In August, the European Commission published the details to be considered in the implementation of CBAM regulation in practice. The document of 102 pages “was full with legal and technical terms which most companies will have never heard of,” writes industry observer Andreas Schneider of Stahlmarkt Consult. In his latest blog titled “The Introduction of CBAM: A Disastrous Start,” Schneider points out that the new duties are a burden especially for smaller enterprises with limited staff for legal matters.
Schneider often advocates the interests of the steel and metals working industry, which accounts for 4,000 mostly small and medium-sized companies in Germany. Among other factors, he criticises a last-minute extension of the rules to include certain products such as screws, which are imported in large volumes by small traders.

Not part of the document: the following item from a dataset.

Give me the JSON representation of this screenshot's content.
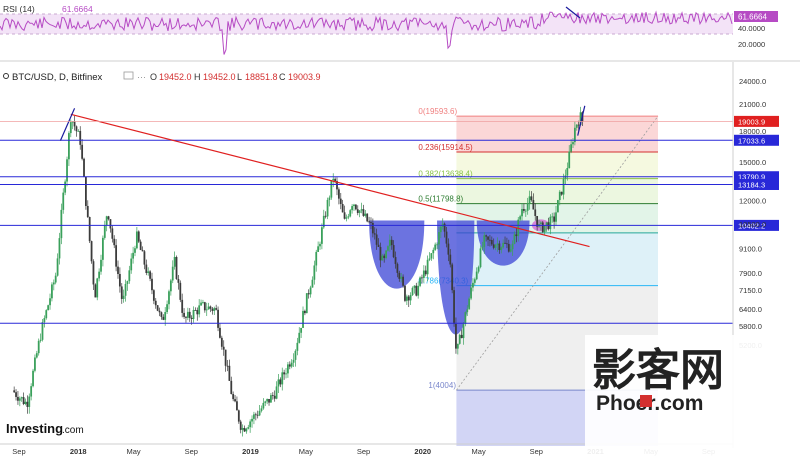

He points at one particular flaw that occurred in Germany, when the government appointed its authority for CBAM matters only two days before Christmas. That is in contrast with many other countries, where the new authorities were announced early in the fourth quarter, Kallanish reads in Schneider’s blog. With 31 January as the deadline for the first report to be filed by the companies, “they had hardly one month to get acquainted with the process, and to meet the deadline,” he writes.
That authority, the “National CBAM Service Desk” defies its name because it does not provide personnel for inquiries, Schneider notes. “We apologise as we cannot answer individual questions. You will find all relevant information on our website,” the website says.